Local residents are familiar with the history of mining in the region. From the early 1800s to the 1970s, deep mining operations in search of anthracite coal were extensive. The activity, however, had long-term consequences, including remnant mine openings, subsidences, and acid mine drainage seeps. Furthermore, surface mining in the 1940s and 1950s, left gaping pits, dangerous highwalls, mountainous spoil piles, and additional mine water discharges. Abandoned processing structures also remain across the Wyoming Valley, posing safety and environmental threats.

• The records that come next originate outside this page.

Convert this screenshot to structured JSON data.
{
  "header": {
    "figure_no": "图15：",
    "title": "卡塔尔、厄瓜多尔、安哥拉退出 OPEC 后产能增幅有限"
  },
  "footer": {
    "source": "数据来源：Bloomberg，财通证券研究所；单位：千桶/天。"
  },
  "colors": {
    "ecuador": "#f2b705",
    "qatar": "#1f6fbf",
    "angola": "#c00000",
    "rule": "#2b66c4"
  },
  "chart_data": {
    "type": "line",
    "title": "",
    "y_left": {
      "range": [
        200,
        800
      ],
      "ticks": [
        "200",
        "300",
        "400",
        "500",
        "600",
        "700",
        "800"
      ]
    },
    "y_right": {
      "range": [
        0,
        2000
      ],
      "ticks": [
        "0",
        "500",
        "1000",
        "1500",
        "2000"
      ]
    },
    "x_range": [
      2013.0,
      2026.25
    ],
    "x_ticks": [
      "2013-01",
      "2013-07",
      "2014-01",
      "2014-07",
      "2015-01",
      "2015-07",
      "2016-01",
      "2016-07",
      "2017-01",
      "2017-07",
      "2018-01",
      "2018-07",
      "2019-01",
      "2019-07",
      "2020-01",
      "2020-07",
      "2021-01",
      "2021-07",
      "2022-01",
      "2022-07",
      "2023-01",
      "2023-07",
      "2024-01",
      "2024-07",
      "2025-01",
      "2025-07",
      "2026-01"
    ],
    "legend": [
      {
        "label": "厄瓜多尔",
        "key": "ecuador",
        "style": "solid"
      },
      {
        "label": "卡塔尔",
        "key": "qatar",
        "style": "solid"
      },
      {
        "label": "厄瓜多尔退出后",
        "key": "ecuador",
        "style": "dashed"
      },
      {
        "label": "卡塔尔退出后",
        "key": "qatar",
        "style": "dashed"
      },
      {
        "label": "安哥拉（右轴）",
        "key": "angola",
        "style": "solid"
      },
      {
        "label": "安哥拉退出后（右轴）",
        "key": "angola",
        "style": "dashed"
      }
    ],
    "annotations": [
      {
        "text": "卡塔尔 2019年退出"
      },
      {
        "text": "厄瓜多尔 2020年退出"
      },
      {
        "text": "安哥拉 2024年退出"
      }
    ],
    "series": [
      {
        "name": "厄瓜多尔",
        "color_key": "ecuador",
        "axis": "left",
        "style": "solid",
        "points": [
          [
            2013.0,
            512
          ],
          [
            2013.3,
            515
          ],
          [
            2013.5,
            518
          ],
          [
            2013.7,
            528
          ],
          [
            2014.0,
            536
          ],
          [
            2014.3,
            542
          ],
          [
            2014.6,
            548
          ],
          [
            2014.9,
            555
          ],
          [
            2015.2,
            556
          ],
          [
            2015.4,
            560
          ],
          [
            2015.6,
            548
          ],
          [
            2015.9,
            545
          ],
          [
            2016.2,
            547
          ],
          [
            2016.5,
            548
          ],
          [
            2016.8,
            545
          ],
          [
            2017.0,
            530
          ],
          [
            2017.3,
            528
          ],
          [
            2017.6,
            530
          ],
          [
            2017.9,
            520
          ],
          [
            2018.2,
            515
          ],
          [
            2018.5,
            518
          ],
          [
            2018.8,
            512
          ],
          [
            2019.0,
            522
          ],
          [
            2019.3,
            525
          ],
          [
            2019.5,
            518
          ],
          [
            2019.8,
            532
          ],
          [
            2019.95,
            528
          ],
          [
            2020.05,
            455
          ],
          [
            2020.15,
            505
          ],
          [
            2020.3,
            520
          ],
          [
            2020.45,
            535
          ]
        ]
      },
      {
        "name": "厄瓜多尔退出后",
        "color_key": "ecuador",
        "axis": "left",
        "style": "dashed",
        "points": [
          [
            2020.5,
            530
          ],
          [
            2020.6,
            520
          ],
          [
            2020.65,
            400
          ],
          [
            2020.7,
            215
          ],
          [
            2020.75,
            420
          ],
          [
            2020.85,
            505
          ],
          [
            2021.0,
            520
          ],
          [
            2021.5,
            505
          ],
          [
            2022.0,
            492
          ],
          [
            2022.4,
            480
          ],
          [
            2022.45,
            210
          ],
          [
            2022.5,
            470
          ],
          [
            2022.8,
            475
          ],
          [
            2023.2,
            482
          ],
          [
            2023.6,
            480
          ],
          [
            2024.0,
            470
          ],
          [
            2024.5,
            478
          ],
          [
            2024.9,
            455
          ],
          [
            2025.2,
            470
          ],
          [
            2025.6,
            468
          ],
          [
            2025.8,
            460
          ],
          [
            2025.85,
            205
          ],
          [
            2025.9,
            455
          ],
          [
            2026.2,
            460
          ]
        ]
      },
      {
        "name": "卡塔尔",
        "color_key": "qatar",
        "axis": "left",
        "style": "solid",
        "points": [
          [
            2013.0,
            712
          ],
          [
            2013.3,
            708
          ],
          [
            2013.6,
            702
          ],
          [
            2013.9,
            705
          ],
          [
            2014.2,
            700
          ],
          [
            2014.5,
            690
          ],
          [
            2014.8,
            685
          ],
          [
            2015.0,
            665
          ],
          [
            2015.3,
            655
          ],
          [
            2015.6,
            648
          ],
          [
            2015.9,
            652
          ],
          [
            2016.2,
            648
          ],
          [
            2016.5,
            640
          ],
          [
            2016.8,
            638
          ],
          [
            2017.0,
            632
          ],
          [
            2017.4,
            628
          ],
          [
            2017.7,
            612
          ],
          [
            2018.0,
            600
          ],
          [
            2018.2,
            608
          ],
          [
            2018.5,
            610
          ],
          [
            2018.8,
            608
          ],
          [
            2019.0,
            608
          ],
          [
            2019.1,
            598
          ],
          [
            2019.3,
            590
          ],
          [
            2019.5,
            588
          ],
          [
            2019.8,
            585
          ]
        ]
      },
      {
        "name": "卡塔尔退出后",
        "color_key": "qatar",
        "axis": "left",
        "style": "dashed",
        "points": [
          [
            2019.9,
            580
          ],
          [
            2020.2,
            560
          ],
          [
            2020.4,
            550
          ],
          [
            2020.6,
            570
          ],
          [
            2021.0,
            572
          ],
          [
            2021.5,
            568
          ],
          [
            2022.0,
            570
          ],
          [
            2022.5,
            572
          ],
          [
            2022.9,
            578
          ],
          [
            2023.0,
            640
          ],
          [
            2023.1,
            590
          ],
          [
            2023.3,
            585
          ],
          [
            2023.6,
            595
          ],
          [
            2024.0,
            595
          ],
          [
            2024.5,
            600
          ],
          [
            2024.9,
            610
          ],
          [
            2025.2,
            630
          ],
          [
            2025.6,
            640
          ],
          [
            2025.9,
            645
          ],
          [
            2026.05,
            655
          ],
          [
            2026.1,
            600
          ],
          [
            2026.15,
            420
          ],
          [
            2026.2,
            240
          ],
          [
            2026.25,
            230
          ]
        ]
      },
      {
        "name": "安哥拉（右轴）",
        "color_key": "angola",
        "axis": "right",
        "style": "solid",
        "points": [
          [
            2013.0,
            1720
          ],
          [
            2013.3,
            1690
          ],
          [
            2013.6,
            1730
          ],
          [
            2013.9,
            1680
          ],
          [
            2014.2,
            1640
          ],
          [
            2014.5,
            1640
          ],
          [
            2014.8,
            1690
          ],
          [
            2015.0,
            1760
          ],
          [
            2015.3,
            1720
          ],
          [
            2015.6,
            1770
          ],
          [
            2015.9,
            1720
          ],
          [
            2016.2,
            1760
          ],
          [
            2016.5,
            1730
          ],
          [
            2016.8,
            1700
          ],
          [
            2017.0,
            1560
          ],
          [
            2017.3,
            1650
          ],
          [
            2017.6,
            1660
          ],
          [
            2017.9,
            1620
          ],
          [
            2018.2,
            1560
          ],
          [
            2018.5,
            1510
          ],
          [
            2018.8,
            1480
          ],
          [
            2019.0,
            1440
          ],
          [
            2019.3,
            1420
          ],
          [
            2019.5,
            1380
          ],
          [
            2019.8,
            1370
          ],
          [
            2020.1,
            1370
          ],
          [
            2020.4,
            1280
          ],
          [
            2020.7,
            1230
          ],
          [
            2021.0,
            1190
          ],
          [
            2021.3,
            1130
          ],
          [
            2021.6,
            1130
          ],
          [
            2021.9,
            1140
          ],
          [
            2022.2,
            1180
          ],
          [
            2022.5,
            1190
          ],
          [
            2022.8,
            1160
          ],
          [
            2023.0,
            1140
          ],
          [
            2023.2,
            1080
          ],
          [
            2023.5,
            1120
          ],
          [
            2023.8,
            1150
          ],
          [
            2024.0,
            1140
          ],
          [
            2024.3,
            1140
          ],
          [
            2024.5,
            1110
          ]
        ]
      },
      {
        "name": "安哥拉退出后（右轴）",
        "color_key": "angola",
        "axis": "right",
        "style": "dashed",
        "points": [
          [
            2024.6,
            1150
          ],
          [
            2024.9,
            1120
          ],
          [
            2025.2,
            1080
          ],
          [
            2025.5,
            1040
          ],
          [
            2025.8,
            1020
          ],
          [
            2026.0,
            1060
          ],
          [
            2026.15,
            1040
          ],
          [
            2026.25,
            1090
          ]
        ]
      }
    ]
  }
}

Specific hazards that should be addressed include
- vertical openings and portals
- refuse piles (a.k.a., culm)
- hazardous equipment facilities
- abandoned mine drainage (AMD) outfalls
- abandoned strip mines
- subsidence-prone areas
- abandoned mining ponds
According to Earth Conservancy’s Land Use Plan (LUP), approximately 3,000 of the 16,300 acres EC purchased from the bankruptcy estate of the Glen Alden/Blue Coal Company require reclamation. The majority of these lands are located in areas well-suited to the responsible reuse EC strives to incorporate into its work.
Reclamation requires significant financial support. Earth Conservancy has partnered with and received funding from numerous federal, state, and local agencies to assist in its work, including the U.S. Environmental Protection Agency, the U.S. Army Corps of Engineers – Baltimore District, the U.S. Department of Agriculture, the Pennsylvania Department of Environmental Protection, the Pennsylvania Department of Community and Economic Development, Luzerne County, the Pennsylvania Environmental Council, the Eastern Pennsylvania Coalition for Abandoned Mine Reclamation, Trout Unlimited, and the Pennsylvania Association of Conservation Districts.